Solche Gefühle drängen oft wie Wasser durch Mauerrisse durch die Risse der Masken und Fassaden des eigenen nach außen gezeigten und selbst geglaubten erfolgreichen Selbstbildes durch und lassen sie unter Schmerzen zerbröckeln. Oft ist es der permanente Kampf gegen die eigenen Ängste, der jemanden in ein Burnout treibt. Nicht die berufliche Arbeit und die Anstrengungen eines normalen Familienlebens sind es, die einen zermürben, dass könnte man schon aushalten, sondern die hintergründigen, nicht bewussten Altlasten, die alles zusätzlich belasten und die innere Lebensstimmung verseuchen können.

Die Geister der Nacht, so nenne ich diese tief im Schattenreich überlebet habenden Gefühle aus alter eigener oder vorgenerativer Lebenszeit.
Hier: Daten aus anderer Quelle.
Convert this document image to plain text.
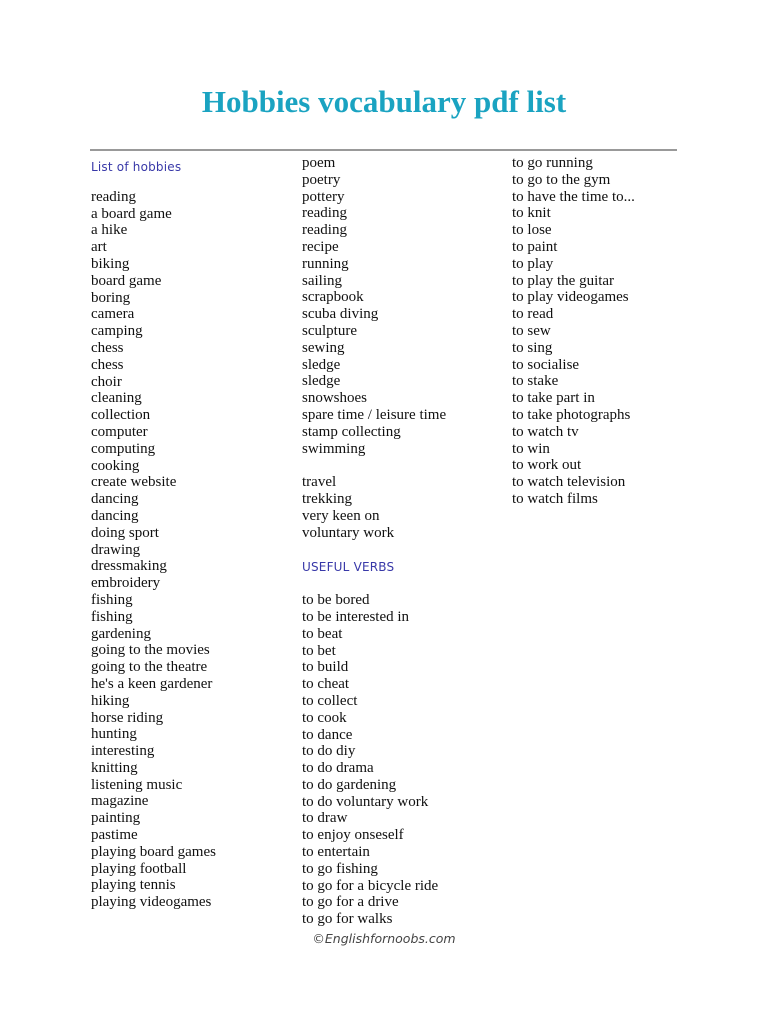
Hobbies vocabulary pdf list
List of hobbies
reading
a board game
a hike
art
biking
board game
boring
camera
camping
chess
chess
choir
cleaning
collection
computer
computing
cooking
create website
dancing
dancing
doing sport
drawing
dressmaking
embroidery
fishing
fishing
gardening
going to the movies
going to the theatre
he's a keen gardener
hiking
horse riding
hunting
interesting
knitting
listening music
magazine
painting
pastime
playing board games
playing football
playing tennis
playing videogames
poem
poetry
pottery
reading
reading
recipe
running
sailing
scrapbook
scuba diving
sculpture
sewing
sledge
sledge
snowshoes
spare time / leisure time
stamp collecting
swimming
travel
trekking
very keen on
voluntary work
USEFUL VERBS
to be bored
to be interested in
to beat
to bet
to build
to cheat
to collect
to cook
to dance
to do diy
to do drama
to do gardening
to do voluntary work
to draw
to enjoy onseself
to entertain
to go fishing
to go for a bicycle ride
to go for a drive
to go for walks
to go running
to go to the gym
to have the time to...
to knit
to lose
to paint
to play
to play the guitar
to play videogames
to read
to sew
to sing
to socialise
to stake
to take part in
to take photographs
to watch tv
to win
to work out
to watch television
to watch films
©Englishfornoobs.com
Wir leben mit unserer Gegenwart teils wie auf alten verseuchten alten Böden und ahnen nicht, was daraus empordampft.

Deshalb ist auch die Ruhezeit, ein vermeintliches Sabbatjahr, nicht eine Zeit des Nichtstuns und der reinen Muße, nein, es ist eine Zeit, in der eine besondere Aufmerksamkeit dem gelten sollte, was aus den Abgründen der eigenen Seele oder dem kollektiven Unterbewusstsein der eigenen Familie an unerledigten Altlasten hochkommt. Nicht die Beziehung muss infrage gestellt werden, sondern an ihr kristallisieren sich die alten Dinge. Nicht man selbst muss sich infrage stellen, sondern die eigenen Rollen und Masken, die zu Selbstbildern geworden sind, überprüfen, was daran echt und was davon irrig ist, und vor allem, was sich dahinter noch für Gefühle, Geister oder Ungeister über lange Zeiten im Keller oder Schattenreich der eigenen Persönlichkeit verborgen gehalten haben, die jetzt hochkommen.
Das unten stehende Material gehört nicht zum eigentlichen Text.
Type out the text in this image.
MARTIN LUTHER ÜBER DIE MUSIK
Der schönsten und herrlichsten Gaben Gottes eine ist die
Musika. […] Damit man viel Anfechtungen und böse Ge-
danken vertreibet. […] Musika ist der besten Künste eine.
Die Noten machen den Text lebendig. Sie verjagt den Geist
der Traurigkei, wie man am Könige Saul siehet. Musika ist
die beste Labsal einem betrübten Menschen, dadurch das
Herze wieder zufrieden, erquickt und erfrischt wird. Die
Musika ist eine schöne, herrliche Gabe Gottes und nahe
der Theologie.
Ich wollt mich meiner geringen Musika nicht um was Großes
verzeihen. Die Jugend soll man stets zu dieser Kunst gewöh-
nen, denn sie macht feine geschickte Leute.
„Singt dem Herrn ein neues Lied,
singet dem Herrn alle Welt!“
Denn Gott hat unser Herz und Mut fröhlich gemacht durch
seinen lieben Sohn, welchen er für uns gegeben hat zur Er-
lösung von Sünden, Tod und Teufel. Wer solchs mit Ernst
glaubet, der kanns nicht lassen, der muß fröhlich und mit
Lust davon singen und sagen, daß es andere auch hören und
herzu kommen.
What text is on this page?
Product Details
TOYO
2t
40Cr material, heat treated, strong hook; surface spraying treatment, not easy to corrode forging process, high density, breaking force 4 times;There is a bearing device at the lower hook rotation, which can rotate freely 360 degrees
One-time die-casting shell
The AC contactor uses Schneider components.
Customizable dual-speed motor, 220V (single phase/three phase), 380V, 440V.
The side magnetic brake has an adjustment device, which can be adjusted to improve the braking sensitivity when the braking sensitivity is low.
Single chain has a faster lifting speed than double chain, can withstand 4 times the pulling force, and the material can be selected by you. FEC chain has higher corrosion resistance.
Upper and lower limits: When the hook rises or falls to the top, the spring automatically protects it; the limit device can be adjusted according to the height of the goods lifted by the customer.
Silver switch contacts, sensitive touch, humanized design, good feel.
Nein, du bist nicht unnormal, wenn du solche Geister der Nacht in dir entdeckst, denn solche Geister schlummern in jedem und können zu passender oder unpassender Gelegenheit jederzeit aufwachen. Unnormal bist du allenfalls, wenn du sie tatsächlich entdeckst und mit ihnen arbeitest, denn kollektiv sind Verdrängung und Ablenkung die Prinzipien nach denen diese Gesellschaft konsumiert und lebt.
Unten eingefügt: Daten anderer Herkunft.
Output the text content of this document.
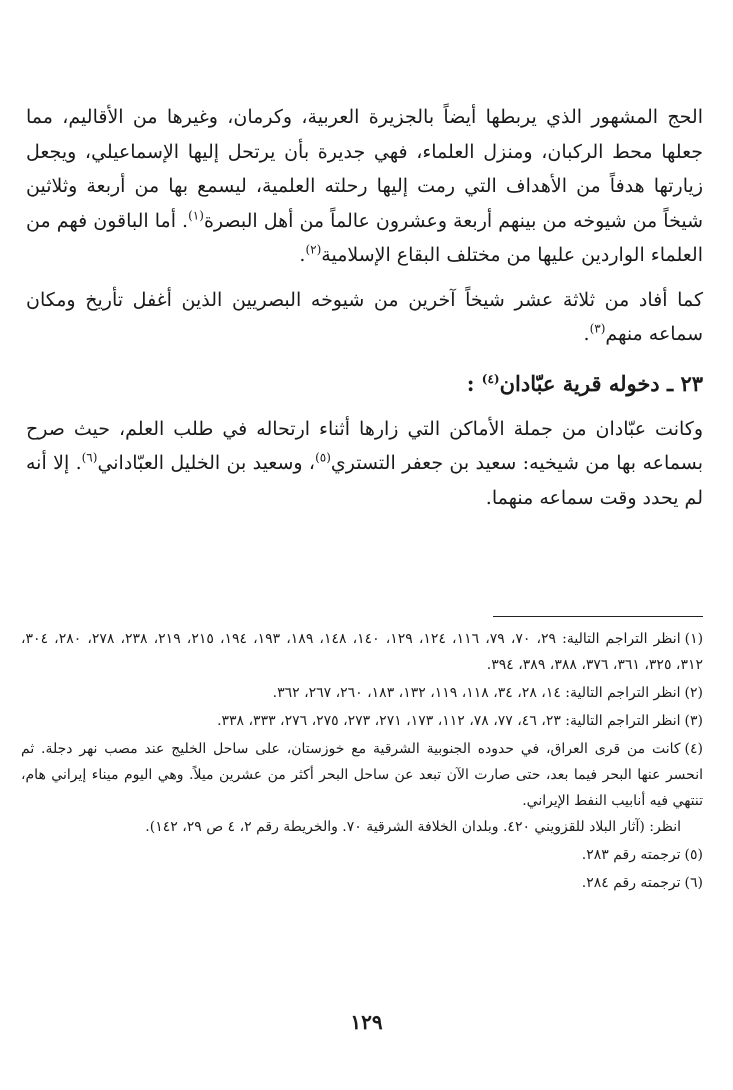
الحج المشهور الذي يربطها أيضاً بالجزيرة العربية، وكرمان، وغيرها من الأقاليم، مما جعلها محط الركبان، ومنزل العلماء، فهي جديرة بأن يرتحل إليها الإسماعيلي، ويجعل زيارتها هدفاً من الأهداف التي رمت إليها رحلته العلمية، ليسمع بها من أربعة وثلاثين شيخاً من شيوخه من بينهم أربعة وعشرون عالماً من أهل البصرة$^{(١)}$. أما الباقون فهم من العلماء الواردين عليها من مختلف البقاع الإسلامية$^{(٢)}$.

كما أفاد من ثلاثة عشر شيخاً آخرين من شيوخه البصريين الذين أغفل تأريخ ومكان سماعه منهم$^{(٣)}$.

٢٣ ـ دخوله قرية عبّادان$^{(٤)}$ :

وكانت عبّادان من جملة الأماكن التي زارها أثناء ارتحاله في طلب العلم، حيث صرح بسماعه بها من شيخيه: سعيد بن جعفر التستري$^{(٥)}$، وسعيد بن الخليل العبّاداني$^{(٦)}$. إلا أنه لم يحدد وقت سماعه منهما.

(١)انظر التراجم التالية: ٢٩، ٧٠، ٧٩، ١١٦، ١٢٤، ١٢٩، ١٤٠، ١٤٨، ١٨٩، ١٩٣، ١٩٤، ٢١٥، ٢١٩، ٢٣٨، ٢٧٨، ٢٨٠، ٣٠٤، ٣١٢، ٣٢٥، ٣٦١، ٣٧٦، ٣٨٨، ٣٨٩، ٣٩٤.

(٢)انظر التراجم التالية: ١٤، ٢٨، ٣٤، ١١٨، ١١٩، ١٣٢، ١٨٣، ٢٦٠، ٢٦٧، ٣٦٢.

(٣)انظر التراجم التالية: ٢٣، ٤٦، ٧٧، ٧٨، ١١٢، ١٧٣، ٢٧١، ٢٧٣، ٢٧٥، ٢٧٦، ٣٣٣، ٣٣٨.

(٤)كانت من قرى العراق، في حدوده الجنوبية الشرقية مع خوزستان، على ساحل الخليج عند مصب نهر دجلة. ثم انحسر عنها البحر فيما بعد، حتى صارت الآن تبعد عن ساحل البحر أكثر من عشرين ميلاً. وهي اليوم ميناء إيراني هام، تنتهي فيه أنابيب النفط الإيراني.
انظر: (آثار البلاد للقزويني ٤٢٠. وبلدان الخلافة الشرقية ٧٠. والخريطة رقم ٢، ٤ ص ٢٩، ١٤٢).

(٥)ترجمته رقم ٢٨٣.

(٦)ترجمته رقم ٢٨٤.

١٢٩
Aber so, wie man einen alten Speicher erst entrümpeln und leerräumen muss, ehe man ihn umbauen, ausbauen und mit neuem Leben füllen kann, so muss man auch erst die Gespenster der Vergangenheit befreien, erlösen und sich auflösen lassen, ehe ein neues Licht im eigenen Leben leuchten kann.

Nutze also die Chance der langsamen Zeit jetzt für innere Reinigung und Aufräumarbeiten, dass du den Ballast der Vergangenheit loswerden kannst und dadurch neue Kräfte und neuen Auftrieb für deine Gesundheit und deinen nächsten Aufbruch in einen neuen Lebensabschnitt gewinnen kannst.